近年、人事・人材の世界で「タレントマネジメント」という考え方が広まっている。簡単に言えば、優秀な人材(タレント)を確保し、育成、成長、定着させるための仕組みになる。人材不足や後継者問題などの経営課題を解決するものとして期待されている。
一方で、組織を動かしているのは一部の優秀な人材だけではない。人々は集団になると、良く働く上位の2割、普通に働く中位の6割、働かない下位の2割に分かれると言われており、これは「2-6-2の法則」と呼ばれる。
タレントマネジメントは、この「上位2割」にフォーカスを当てるものであるのに対して、残りの8割も含めて「チーム全員で勝つ」ための仕組みが「ピープルイネーブルメント」になる。
この言葉を提唱するワークデイでは、「一人ひとりの能力を最大限に引き出し、全ての社員を『できる化』する」ことと説明する。ピープルイネーブルメントを実現するための要素として、「帰属意識」「権限移譲」「適材適所」「能力開発」の4つを挙げる。これによって従業員一人ひとりの成長を促し、能力の最大化を目指す。
同社は、人材を中心に据えたエンタープライズソフトウェアをクラウドで提供している。中核ソフトの「Workday ヒューマンキャピタルマネジメント(HCM)」は、人員計画や人材育成、報酬管理、目標管理、教育管理、オンボーディング(新入社員の定着)、採用などの人事に関連する業務を単一のプラットフォームで運用する。従業員情報や成績評価、後継者育成といった機能も統合されており、「従業員と管理者が常につながっているための仕組みを提供する」(ワークデイ日本法人 社長執行役員の鍛治屋清二氏)
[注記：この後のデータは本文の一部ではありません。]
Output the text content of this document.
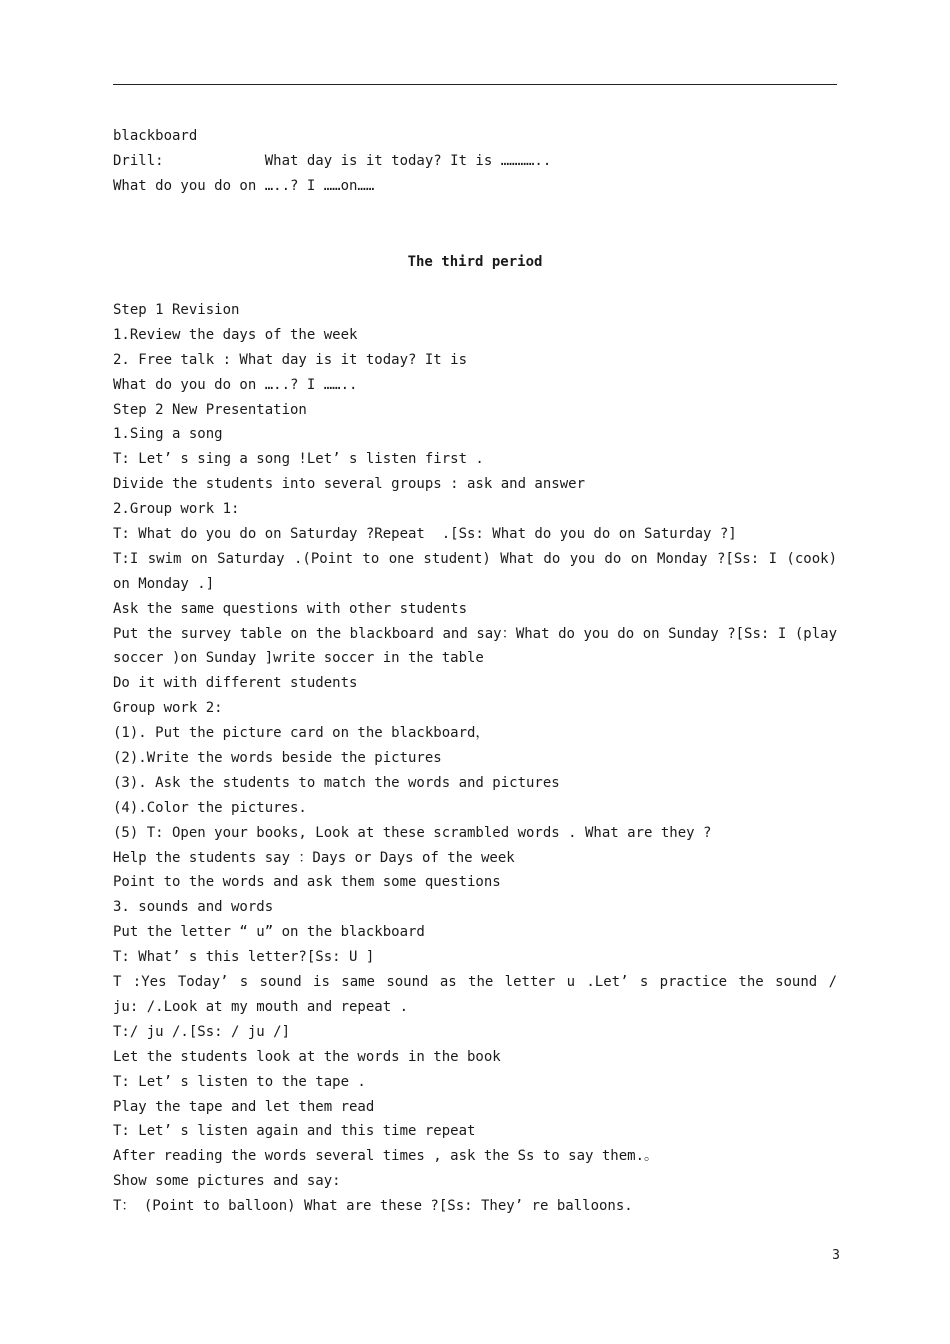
blackboard
Drill:            What day is it today? It is …………..
What do you do on …..? I ……on……
The third period
Step 1 Revision
1.Review the days of the week
2. Free talk : What day is it today? It is
What do you do on …..? I ……..
Step 2 New Presentation
1.Sing a song
T: Let’ s sing a song !Let’ s listen first .
Divide the students into several groups : ask and answer
2.Group work 1:
T: What do you do on Saturday ?Repeat  .[Ss: What do you do on Saturday ?]
T:I swim on Saturday .(Point to one student) What do you do on Monday ?[Ss: I (cook)
on Monday .]
Ask the same questions with other students
Put the survey table on the blackboard and say：What do you do on Sunday ?[Ss: I (play
soccer )on Sunday ]write soccer in the table
Do it with different students
Group work 2:
(1). Put the picture card on the blackboard，
(2).Write the words beside the pictures
(3). Ask the students to match the words and pictures
(4).Color the pictures.
(5) T: Open your books, Look at these scrambled words . What are they ?
Help the students say ：Days or Days of the week
Point to the words and ask them some questions
3. sounds and words
Put the letter “ u” on the blackboard
T: What’ s this letter?[Ss: U ]
T :Yes Today’ s sound is same sound as the letter u .Let’ s practice the sound /
ju: /.Look at my mouth and repeat .
T:/ ju /.[Ss: / ju /]
Let the students look at the words in the book
T: Let’ s listen to the tape .
Play the tape and let them read
T: Let’ s listen again and this time repeat
After reading the words several times , ask the Ss to say them.。
Show some pictures and say:
T： (Point to balloon) What are these ?[Ss: They’ re balloons.
3
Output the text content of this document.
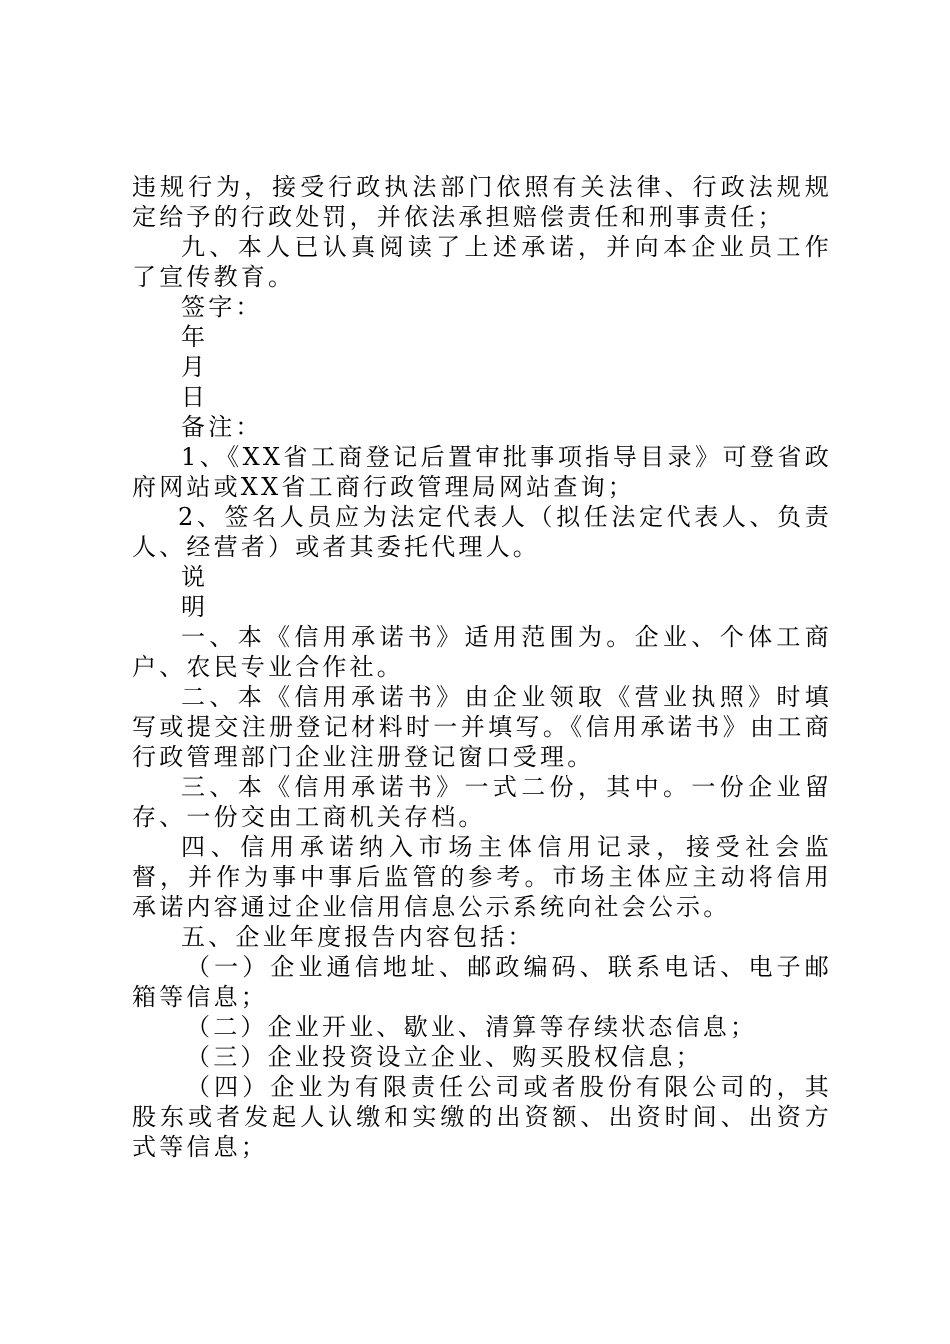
违规行为，接受行政执法部门依照有关法律、行政法规规定给予的行政处罚，并依法承担赔偿责任和刑事责任；

九、本人已认真阅读了上述承诺，并向本企业员工作了宣传教育。

签字：

年

月

日

备注：

1、《XX省工商登记后置审批事项指导目录》可登省政府网站或XX省工商行政管理局网站查询；

2、签名人员应为法定代表人（拟任法定代表人、负责人、经营者）或者其委托代理人。

说

明

一、本《信用承诺书》适用范围为。企业、个体工商户、农民专业合作社。

二、本《信用承诺书》由企业领取《营业执照》时填写或提交注册登记材料时一并填写。《信用承诺书》由工商行政管理部门企业注册登记窗口受理。

三、本《信用承诺书》一式二份，其中。一份企业留存、一份交由工商机关存档。

四、信用承诺纳入市场主体信用记录，接受社会监督，并作为事中事后监管的参考。市场主体应主动将信用承诺内容通过企业信用信息公示系统向社会公示。

五、企业年度报告内容包括：

（一）企业通信地址、邮政编码、联系电话、电子邮箱等信息；

（二）企业开业、歇业、清算等存续状态信息；

（三）企业投资设立企业、购买股权信息；

（四）企业为有限责任公司或者股份有限公司的，其股东或者发起人认缴和实缴的出资额、出资时间、出资方式等信息；
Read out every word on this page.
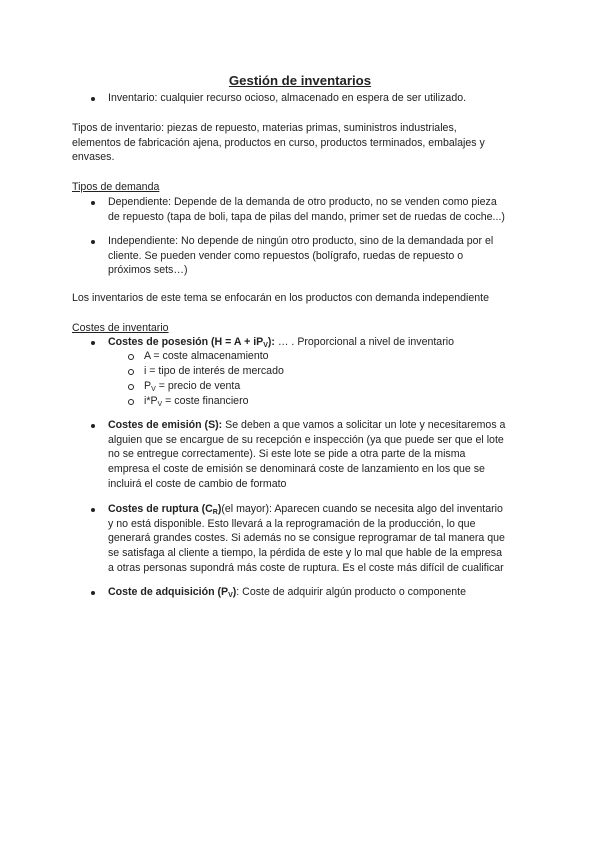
Gestión de inventarios

Inventario: cualquier recurso ocioso, almacenado en espera de ser utilizado.

Tipos de inventario: piezas de repuesto, materias primas, suministros industriales,

elementos de fabricación ajena, productos en curso, productos terminados, embalajes y

envases.

Tipos de demanda

Dependiente: Depende de la demanda de otro producto, no se venden como pieza

de repuesto (tapa de boli, tapa de pilas del mando, primer set de ruedas de coche...)

Independiente: No depende de ningún otro producto, sino de la demandada por el

cliente. Se pueden vender como repuestos (bolígrafo, ruedas de repuesto o

próximos sets…)

Los inventarios de este tema se enfocarán en los productos con demanda independiente

Costes de inventario

Costes de posesión $(H = A + iP_V)$: … . Proporcional a nivel de inventario

A = coste almacenamiento

i = tipo de interés de mercado

$P_V$ = precio de venta

$i*P_V$ = coste financiero

Costes de emisión (S): Se deben a que vamos a solicitar un lote y necesitaremos a

alguien que se encargue de su recepción e inspección (ya que puede ser que el lote

no se entregue correctamente). Si este lote se pide a otra parte de la misma

empresa el coste de emisión se denominará coste de lanzamiento en los que se

incluirá el coste de cambio de formato

Costes de ruptura $(C_R)(el$ mayor): Aparecen cuando se necesita algo del inventario

y no está disponible. Esto llevará a la reprogramación de la producción, lo que

generará grandes costes. Si además no se consigue reprogramar de tal manera que

se satisfaga al cliente a tiempo, la pérdida de este y lo mal que hable de la empresa

a otras personas supondrá más coste de ruptura. Es el coste más difícil de cualificar

Coste de adquisición $(P_V)$: Coste de adquirir algún producto o componente
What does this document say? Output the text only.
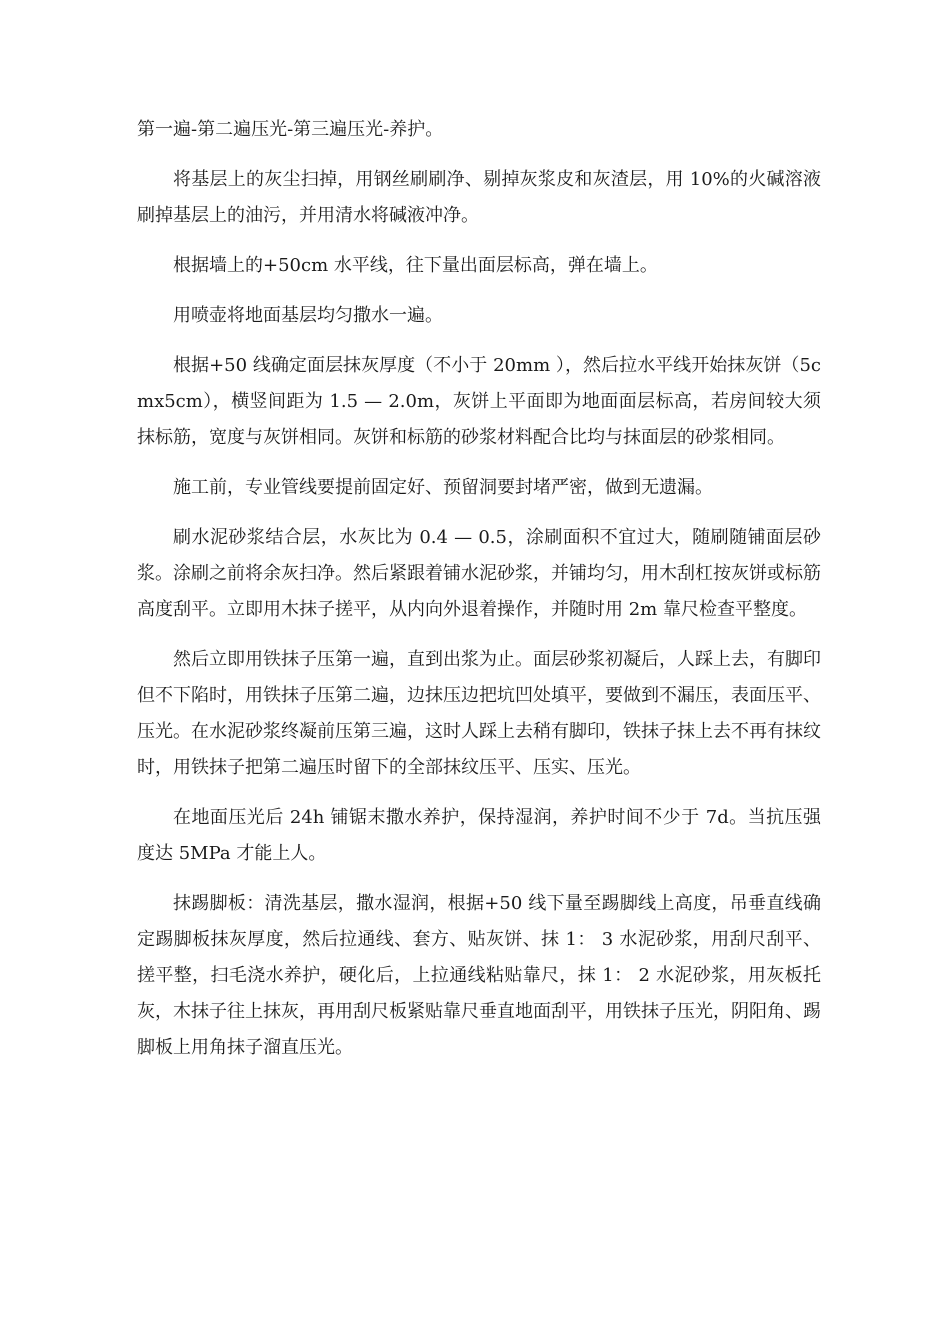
第一遍-第二遍压光-第三遍压光-养护。

将基层上的灰尘扫掉，用钢丝刷刷净、剔掉灰浆皮和灰渣层，用 10%的火碱溶液刷掉基层上的油污，并用清水将碱液冲净。

根据墙上的+50cm 水平线，往下量出面层标高，弹在墙上。

用喷壶将地面基层均匀撒水一遍。

根据+50 线确定面层抹灰厚度（不小于 20mm ），然后拉水平线开始抹灰饼（5cmx5cm），横竖间距为 1.5 — 2.0m，灰饼上平面即为地面面层标高，若房间较大须抹标筋，宽度与灰饼相同。灰饼和标筋的砂浆材料配合比均与抹面层的砂浆相同。

施工前，专业管线要提前固定好、预留洞要封堵严密，做到无遗漏。

刷水泥砂浆结合层，水灰比为 0.4 — 0.5，涂刷面积不宜过大，随刷随铺面层砂浆。涂刷之前将余灰扫净。然后紧跟着铺水泥砂浆，并铺均匀，用木刮杠按灰饼或标筋高度刮平。立即用木抹子搓平，从内向外退着操作，并随时用 2m 靠尺检查平整度。

然后立即用铁抹子压第一遍，直到出浆为止。面层砂浆初凝后，人踩上去，有脚印但不下陷时，用铁抹子压第二遍，边抹压边把坑凹处填平，要做到不漏压，表面压平、压光。在水泥砂浆终凝前压第三遍，这时人踩上去稍有脚印，铁抹子抹上去不再有抹纹时，用铁抹子把第二遍压时留下的全部抹纹压平、压实、压光。

在地面压光后 24h 铺锯末撒水养护，保持湿润，养护时间不少于 7d。当抗压强度达 5MPa 才能上人。

抹踢脚板：清洗基层，撒水湿润，根据+50 线下量至踢脚线上高度，吊垂直线确定踢脚板抹灰厚度，然后拉通线、套方、贴灰饼、抹 1： 3 水泥砂浆，用刮尺刮平、搓平整，扫毛浇水养护，硬化后，上拉通线粘贴靠尺，抹 1： 2 水泥砂浆，用灰板托灰，木抹子往上抹灰，再用刮尺板紧贴靠尺垂直地面刮平，用铁抹子压光，阴阳角、踢脚板上用角抹子溜直压光。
Workday HCMの構成イメージ(出典:ワークデイ)
学歴や職歴、目標、評価、報酬、能力、教育などのデータを一元管理することで、従業員の仕事やキャリアに対する志向や価値観、モチベーション、置かれた環境が見えてくる。「従業員が何を考えているかを理解することで初めてピープルイネーブルメントが機能する」と鍛治屋氏は話す。
また、顧客同士が自社のデータを共有する「ベンチマーク」というデータサービスも展開する。Workdayのユーザーは全世界2700社、従業員3700万人に及ぶ。これらの顧客がオプトイン形式でベンチマークプログラムに参加することで、データを匿名化した状態で共有する代わりに、業界・業種の給与水準や離職率などと比較できる。
ワークデイでは、毎週金曜日に「Best Workday Survey」と呼ばれる調査を実施。システム経由で送られてきた質問に応え、マネージャーは自分のチームの状態や問題点などをダッシュボードで確認できる仕組みになっている。17週間のサイクルで改善を繰り返し、従業員体験(エンプロイーエクスペリエンス)を向上させる。その取り組みの成果として、同社は米Fortuneの「働きがいのある企業100社」の2019年版で4位に選ばれている。
日本では600社程度が同社サービスを導入している。日立製作所や住友化学、江崎グリコ、ニトリホールディングスなどが名を連ねている。ただ、まだ大半の日本企業には、人材戦略を担う最高人事責任者(CHRO)がいない。人事や人材領域のデジタル化を進めるには、いち早く経営を巻き込んだ形で人材管理に関するシステム投資を検討し、適切な計画を立てることが重要になる、と鍛治屋氏は指摘した。